A super MHV vertex expansion for N=4 SYM theory

TL;DR

This paper introduces a supersymmetric extension of the MHV vertex expansion for all tree-level amplitudes in N=4 SYM theory, simplifying calculations by reducing the number of diagrams needed.

Contribution

It presents a super MHV vertex expansion depending on Grassmann parameters, derived from a supersymmetric recursion relation, and analyzes its improved large-z behavior.

Findings

Many diagrams vanish with a suitable choice of Grassmann parameters.

Pure-gluon amplitudes require fewer diagrams than in the ordinary expansion.

The expansion's recursion relation is linked to a supersymmetric all-line shift.

Abstract

We present a supersymmetric generalization of the MHV vertex expansion for all tree amplitudes in N=4 SYM theory. In addition to the choice of a reference spinor, this super MHV vertex expansion also depends on four reference Grassmann parameters. We demonstrate that a significant fraction of diagrams in the expansion vanishes for a judicious choice of these Grassmann parameters, which simplifies the computation of amplitudes. Even pure-gluon amplitudes require fewer diagrams than in the ordinary MHV vertex expansion.

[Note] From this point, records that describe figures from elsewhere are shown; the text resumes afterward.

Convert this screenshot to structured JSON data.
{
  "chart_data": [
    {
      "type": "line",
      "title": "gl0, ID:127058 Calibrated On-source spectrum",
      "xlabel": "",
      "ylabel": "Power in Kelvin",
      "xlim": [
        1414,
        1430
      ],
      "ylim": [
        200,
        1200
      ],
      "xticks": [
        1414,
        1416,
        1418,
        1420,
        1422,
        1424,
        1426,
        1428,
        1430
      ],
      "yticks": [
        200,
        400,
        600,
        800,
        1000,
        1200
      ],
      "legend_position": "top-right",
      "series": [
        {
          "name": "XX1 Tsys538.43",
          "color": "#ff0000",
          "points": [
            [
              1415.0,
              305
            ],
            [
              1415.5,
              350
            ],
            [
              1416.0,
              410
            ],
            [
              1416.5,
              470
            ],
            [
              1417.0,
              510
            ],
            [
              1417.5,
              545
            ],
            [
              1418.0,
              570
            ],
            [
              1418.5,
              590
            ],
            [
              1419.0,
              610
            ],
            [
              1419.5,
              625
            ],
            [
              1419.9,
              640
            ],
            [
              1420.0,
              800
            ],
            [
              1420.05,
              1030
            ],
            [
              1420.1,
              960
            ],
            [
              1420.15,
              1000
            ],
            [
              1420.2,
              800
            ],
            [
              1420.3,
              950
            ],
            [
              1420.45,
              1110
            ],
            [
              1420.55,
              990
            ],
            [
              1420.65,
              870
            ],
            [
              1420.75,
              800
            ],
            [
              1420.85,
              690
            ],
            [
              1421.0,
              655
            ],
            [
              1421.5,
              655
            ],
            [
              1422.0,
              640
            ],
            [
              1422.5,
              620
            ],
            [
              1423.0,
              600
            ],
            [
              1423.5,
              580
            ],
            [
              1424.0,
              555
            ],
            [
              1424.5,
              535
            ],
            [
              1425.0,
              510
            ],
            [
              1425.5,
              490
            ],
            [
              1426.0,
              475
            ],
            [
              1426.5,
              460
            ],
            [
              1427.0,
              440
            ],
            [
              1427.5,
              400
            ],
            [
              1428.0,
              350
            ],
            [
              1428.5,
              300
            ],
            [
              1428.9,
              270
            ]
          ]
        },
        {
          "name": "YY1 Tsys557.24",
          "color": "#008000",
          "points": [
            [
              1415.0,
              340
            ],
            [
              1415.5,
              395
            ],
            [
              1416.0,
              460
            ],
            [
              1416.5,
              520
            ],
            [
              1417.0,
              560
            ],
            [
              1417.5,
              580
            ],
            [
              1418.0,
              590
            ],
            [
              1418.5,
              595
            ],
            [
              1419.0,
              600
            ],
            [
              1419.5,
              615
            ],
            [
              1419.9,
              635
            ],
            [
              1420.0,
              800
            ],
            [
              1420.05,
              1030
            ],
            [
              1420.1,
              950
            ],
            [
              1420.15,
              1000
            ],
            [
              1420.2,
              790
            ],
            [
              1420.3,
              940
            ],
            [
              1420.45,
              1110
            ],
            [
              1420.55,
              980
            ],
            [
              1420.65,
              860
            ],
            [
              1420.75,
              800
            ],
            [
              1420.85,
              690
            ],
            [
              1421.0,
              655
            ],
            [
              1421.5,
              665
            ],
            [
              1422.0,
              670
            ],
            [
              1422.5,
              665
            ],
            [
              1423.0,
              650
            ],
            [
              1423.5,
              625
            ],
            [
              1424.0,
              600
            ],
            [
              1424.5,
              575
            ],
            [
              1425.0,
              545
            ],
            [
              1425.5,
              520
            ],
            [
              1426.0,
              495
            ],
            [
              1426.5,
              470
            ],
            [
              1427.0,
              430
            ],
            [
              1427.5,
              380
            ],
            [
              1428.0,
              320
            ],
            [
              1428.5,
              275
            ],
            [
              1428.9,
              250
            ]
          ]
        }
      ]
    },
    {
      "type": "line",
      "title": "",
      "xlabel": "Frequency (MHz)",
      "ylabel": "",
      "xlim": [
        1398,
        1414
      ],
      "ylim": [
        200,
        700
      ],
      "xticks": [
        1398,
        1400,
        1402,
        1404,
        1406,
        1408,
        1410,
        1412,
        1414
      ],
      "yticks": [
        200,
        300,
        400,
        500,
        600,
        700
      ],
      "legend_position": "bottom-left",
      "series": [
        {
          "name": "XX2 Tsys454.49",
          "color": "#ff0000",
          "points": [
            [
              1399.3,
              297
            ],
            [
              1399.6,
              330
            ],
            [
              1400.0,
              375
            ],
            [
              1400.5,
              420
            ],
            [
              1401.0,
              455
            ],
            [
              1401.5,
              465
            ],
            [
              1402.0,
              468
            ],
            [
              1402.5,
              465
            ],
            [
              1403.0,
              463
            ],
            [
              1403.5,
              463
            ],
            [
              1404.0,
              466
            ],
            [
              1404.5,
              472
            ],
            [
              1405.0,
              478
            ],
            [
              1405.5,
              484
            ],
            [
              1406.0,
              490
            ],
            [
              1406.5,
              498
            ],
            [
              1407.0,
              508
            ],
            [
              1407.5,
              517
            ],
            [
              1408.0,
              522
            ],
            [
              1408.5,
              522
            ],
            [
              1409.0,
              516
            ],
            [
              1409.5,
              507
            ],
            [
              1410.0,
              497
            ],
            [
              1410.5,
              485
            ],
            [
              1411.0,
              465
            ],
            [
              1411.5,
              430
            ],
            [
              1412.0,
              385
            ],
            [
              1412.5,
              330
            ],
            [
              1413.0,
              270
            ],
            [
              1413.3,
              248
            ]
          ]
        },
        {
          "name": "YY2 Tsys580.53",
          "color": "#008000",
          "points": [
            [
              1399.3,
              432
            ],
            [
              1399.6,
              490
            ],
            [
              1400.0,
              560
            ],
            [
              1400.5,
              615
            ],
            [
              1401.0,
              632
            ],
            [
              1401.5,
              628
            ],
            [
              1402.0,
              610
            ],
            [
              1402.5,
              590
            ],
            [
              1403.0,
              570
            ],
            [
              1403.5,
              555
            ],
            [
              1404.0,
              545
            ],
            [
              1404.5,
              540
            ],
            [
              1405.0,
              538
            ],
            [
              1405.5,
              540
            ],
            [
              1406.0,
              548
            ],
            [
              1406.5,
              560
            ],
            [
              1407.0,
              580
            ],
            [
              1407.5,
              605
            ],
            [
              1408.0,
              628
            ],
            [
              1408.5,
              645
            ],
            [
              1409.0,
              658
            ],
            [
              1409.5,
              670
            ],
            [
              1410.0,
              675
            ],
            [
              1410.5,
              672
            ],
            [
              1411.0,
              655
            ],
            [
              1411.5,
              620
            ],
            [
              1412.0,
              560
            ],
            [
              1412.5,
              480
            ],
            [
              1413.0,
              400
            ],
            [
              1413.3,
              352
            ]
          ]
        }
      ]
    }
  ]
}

We show that the super MHV vertex expansion arises from the recursion relation associated with a holomorphic all-line supershift. This is a supersymmetric generalization of the holomorphic all-line shift recently introduced in arXiv:0811.3624. We study the large-z behavior of generating functions under these all-line supershifts, and find that they generically provide 1/z^k falloff at (Next-to)^k MHV level. In the case of anti-MHV generating functions, we find that a careful choice of shift parameters guarantees a stronger 1/z^(k+4) falloff. These particular all-line supershifts may therefore play an important role in extending the super MHV vertex expansion to N=8 supergravity.